If a working family makes a simple mistake on their taxes and gets hit with an audit, it can snowball into a major financial setback. If a Wall Streeter concludes they can get away with tax cheating, it’s like they’ve discovered a gold mine.

One proposal that could help fix this unfairness is the bill Senator Cardin and I are introducing tomorrow to require minimum standards for paid tax preparers. The idea is, if working people are less likely to run into a crooked or incompetent tax preparer, they’re less likely to face an audit. Passing our bill would be a good first step, but this issue is going to take a lot more work.

As I wrap up, I want to address an issue regarding how Americans file their taxes. I start with the propositions that filing should be simple, and taxpayers should not have to use a private company to file their taxes online. I support allowing Americans to file directly online with the IRS. I’ve also proposed bipartisan legislation to create an optional “simple return” system: your forms show up completed, and all you have to do is check the numbers. No more headaches from a complicated filing process.

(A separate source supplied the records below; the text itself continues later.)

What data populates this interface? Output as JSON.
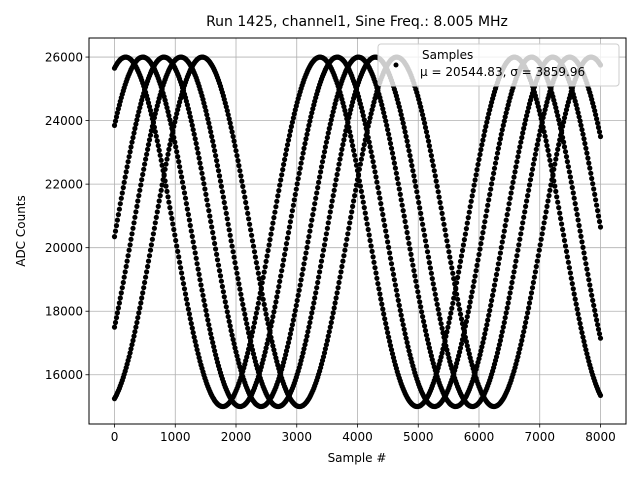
{
  "chart_data": {
    "type": "scatter",
    "title": "Run 1425, channel1, Sine Freq.: 8.005 MHz",
    "xlabel": "Sample #",
    "ylabel": "ADC Counts",
    "xlim": [
      -420,
      8420
    ],
    "ylim": [
      14450,
      26600
    ],
    "xticks": [
      0,
      1000,
      2000,
      3000,
      4000,
      5000,
      6000,
      7000,
      8000
    ],
    "yticks": [
      16000,
      18000,
      20000,
      22000,
      24000,
      26000
    ],
    "grid": true,
    "legend_position": "top-right",
    "series": [
      {
        "name": "Samples",
        "color": "#000000",
        "marker": "circle",
        "x_start": 0,
        "x_end": 8000,
        "signal": {
          "mean": 20500,
          "amplitude": 5500,
          "clip_max": 26000,
          "clip_min": 15000,
          "period_samples": 3200,
          "start_values": [
            25650,
            23850,
            20350,
            17500,
            15250
          ]
        }
      }
    ],
    "legend": {
      "title": "Samples",
      "stats": "μ = 20544.83, σ = 3859.96"
    }
  }
}
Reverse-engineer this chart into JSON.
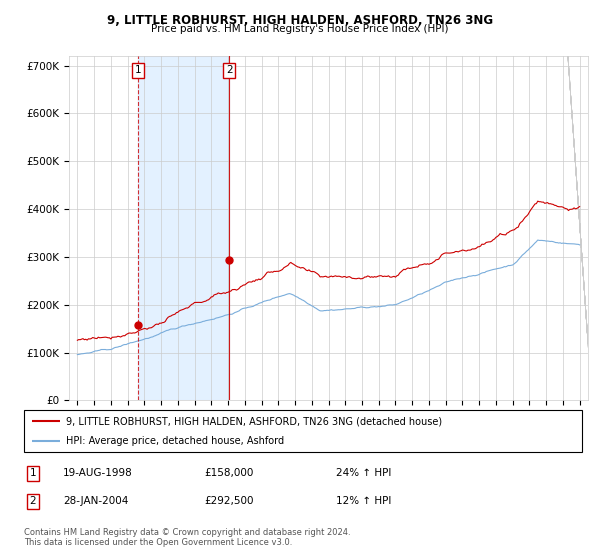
{
  "title": "9, LITTLE ROBHURST, HIGH HALDEN, ASHFORD, TN26 3NG",
  "subtitle": "Price paid vs. HM Land Registry's House Price Index (HPI)",
  "ylim": [
    0,
    720000
  ],
  "yticks": [
    0,
    100000,
    200000,
    300000,
    400000,
    500000,
    600000,
    700000
  ],
  "ytick_labels": [
    "£0",
    "£100K",
    "£200K",
    "£300K",
    "£400K",
    "£500K",
    "£600K",
    "£700K"
  ],
  "sale1_date_num": 1998.63,
  "sale1_price": 158000,
  "sale1_label": "1",
  "sale2_date_num": 2004.08,
  "sale2_price": 292500,
  "sale2_label": "2",
  "legend_line1": "9, LITTLE ROBHURST, HIGH HALDEN, ASHFORD, TN26 3NG (detached house)",
  "legend_line2": "HPI: Average price, detached house, Ashford",
  "table_row1": [
    "1",
    "19-AUG-1998",
    "£158,000",
    "24% ↑ HPI"
  ],
  "table_row2": [
    "2",
    "28-JAN-2004",
    "£292,500",
    "12% ↑ HPI"
  ],
  "footer": "Contains HM Land Registry data © Crown copyright and database right 2024.\nThis data is licensed under the Open Government Licence v3.0.",
  "red_color": "#cc0000",
  "blue_color": "#7aaddb",
  "bg_color": "#ffffff",
  "grid_color": "#cccccc",
  "shade_color": "#ddeeff"
}
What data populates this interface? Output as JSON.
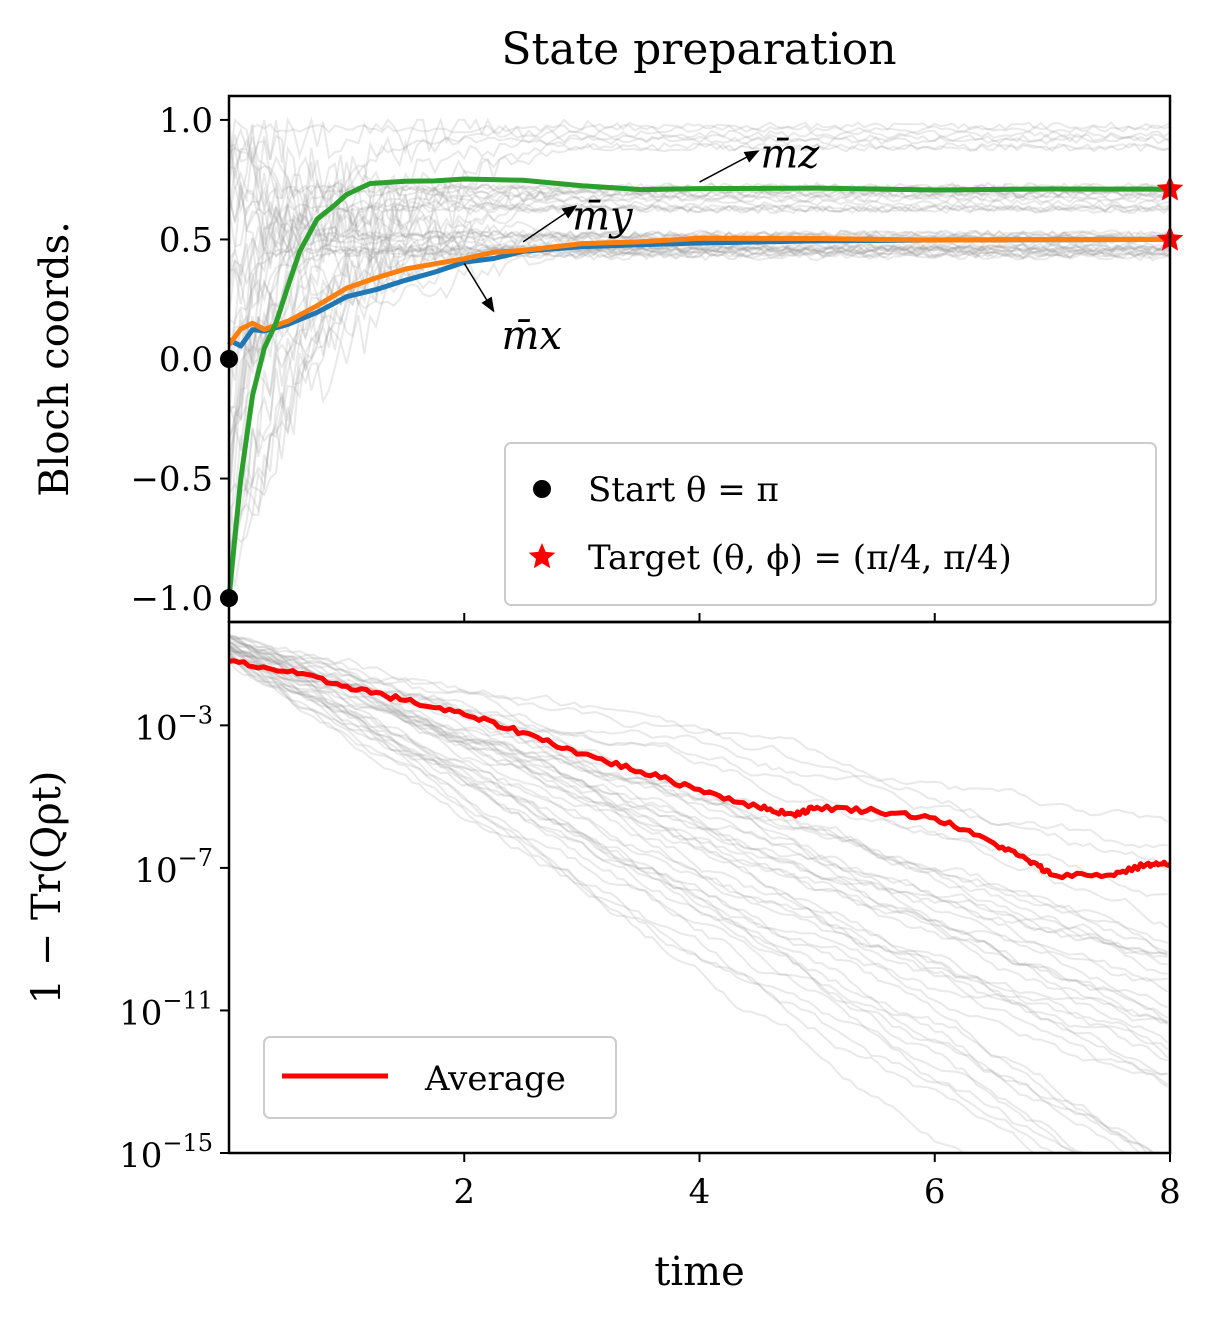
{
  "title": "State preparation",
  "colors": {
    "mx": "#1f77b4",
    "my": "#ff7f0e",
    "mz": "#2ca02c",
    "average": "#ff0000",
    "trajectories": "#999999",
    "start_marker": "#000000",
    "target_marker": "#ff0000"
  },
  "chart_data": [
    {
      "type": "line",
      "panel": "top",
      "title": "State preparation",
      "xlabel": "",
      "ylabel": "Bloch coords.",
      "xlim": [
        0,
        8
      ],
      "ylim": [
        -1.1,
        1.1
      ],
      "yticks": [
        -1.0,
        -0.5,
        0.0,
        0.5,
        1.0
      ],
      "ytick_labels": [
        "−1.0",
        "−0.5",
        "0.0",
        "0.5",
        "1.0"
      ],
      "xticks": [
        2,
        4,
        6,
        8
      ],
      "grid": false,
      "legend_position": "lower-right",
      "series": [
        {
          "name": "m̄x",
          "key": "mx",
          "x": [
            0,
            0.1,
            0.2,
            0.3,
            0.5,
            0.75,
            1.0,
            1.25,
            1.5,
            1.75,
            2.0,
            2.25,
            2.5,
            3.0,
            3.5,
            4.0,
            5.0,
            6.0,
            7.0,
            8.0
          ],
          "y": [
            0.08,
            0.05,
            0.13,
            0.11,
            0.15,
            0.2,
            0.26,
            0.29,
            0.33,
            0.36,
            0.4,
            0.42,
            0.45,
            0.47,
            0.48,
            0.49,
            0.5,
            0.5,
            0.5,
            0.5
          ]
        },
        {
          "name": "m̄y",
          "key": "my",
          "x": [
            0,
            0.1,
            0.2,
            0.3,
            0.5,
            0.75,
            1.0,
            1.25,
            1.5,
            1.75,
            2.0,
            2.25,
            2.5,
            3.0,
            3.5,
            4.0,
            5.0,
            6.0,
            7.0,
            8.0
          ],
          "y": [
            0.06,
            0.12,
            0.15,
            0.13,
            0.16,
            0.22,
            0.29,
            0.34,
            0.37,
            0.4,
            0.42,
            0.44,
            0.46,
            0.48,
            0.49,
            0.5,
            0.5,
            0.5,
            0.5,
            0.5
          ]
        },
        {
          "name": "m̄z",
          "key": "mz",
          "x": [
            0,
            0.05,
            0.1,
            0.2,
            0.3,
            0.4,
            0.5,
            0.6,
            0.75,
            0.9,
            1.0,
            1.2,
            1.5,
            1.75,
            2.0,
            2.5,
            3.0,
            3.5,
            4.0,
            5.0,
            6.0,
            7.0,
            8.0
          ],
          "y": [
            -1.0,
            -0.75,
            -0.5,
            -0.15,
            0.05,
            0.15,
            0.3,
            0.45,
            0.58,
            0.65,
            0.69,
            0.73,
            0.74,
            0.75,
            0.76,
            0.74,
            0.72,
            0.71,
            0.71,
            0.71,
            0.71,
            0.71,
            0.71
          ]
        }
      ],
      "annotations": [
        {
          "text": "m̄z",
          "key": "mz"
        },
        {
          "text": "m̄y",
          "key": "my"
        },
        {
          "text": "m̄x",
          "key": "mx"
        }
      ],
      "start_points": {
        "x": [
          0,
          0
        ],
        "y": [
          0.0,
          -1.0
        ]
      },
      "target_points": {
        "x": [
          8,
          8
        ],
        "y": [
          0.71,
          0.5
        ]
      },
      "legend": [
        {
          "label": "Start θ = π",
          "marker": "circle"
        },
        {
          "label": "Target (θ, ϕ) = (π/4, π/4)",
          "marker": "star"
        }
      ]
    },
    {
      "type": "line",
      "panel": "bottom",
      "xlabel": "time",
      "ylabel": "1 − Tr(Qρt)",
      "xlim": [
        0,
        8
      ],
      "ylim_log10": [
        -15,
        -0.1
      ],
      "log_scale": true,
      "yticks_log10": [
        -3,
        -7,
        -11,
        -15
      ],
      "ytick_labels": [
        {
          "base": "10",
          "exp": "−3"
        },
        {
          "base": "10",
          "exp": "−7"
        },
        {
          "base": "10",
          "exp": "−11"
        },
        {
          "base": "10",
          "exp": "−15"
        }
      ],
      "xticks": [
        2,
        4,
        6,
        8
      ],
      "xtick_labels": [
        "2",
        "4",
        "6",
        "8"
      ],
      "grid": false,
      "legend_position": "lower-left",
      "series": [
        {
          "name": "Average",
          "x": [
            0,
            0.5,
            1.0,
            1.5,
            2.0,
            2.5,
            3.0,
            3.5,
            4.0,
            4.5,
            4.8,
            5.0,
            5.5,
            6.0,
            6.5,
            6.8,
            7.0,
            7.5,
            7.8,
            8.0
          ],
          "log10_y": [
            -1.2,
            -1.5,
            -1.9,
            -2.3,
            -2.7,
            -3.2,
            -3.8,
            -4.3,
            -4.8,
            -5.3,
            -5.5,
            -5.3,
            -5.4,
            -5.6,
            -6.3,
            -6.8,
            -7.2,
            -7.2,
            -6.9,
            -6.9
          ]
        }
      ]
    }
  ]
}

During the debate on the tax administration bill, my staff pushed back on a longstanding policy that blocks the IRS from competing with private tax preparation companies. I’m going to continue fighting for a “simple return” system and the right to file directly with the IRS online. In the meantime, the final package limits the role of private debt collection on working Americans, and it permanently extends a highly-successful program that helps low-income taxpayers file their returns for free. Just this morning, I’ve also gotten confirmation from the IRS chief counsel that the IRS can terminate Free-File and design their own direct-file product with 12 months’ notice. So colleagues, there’s a lot to discuss this morning. I look forward to questions.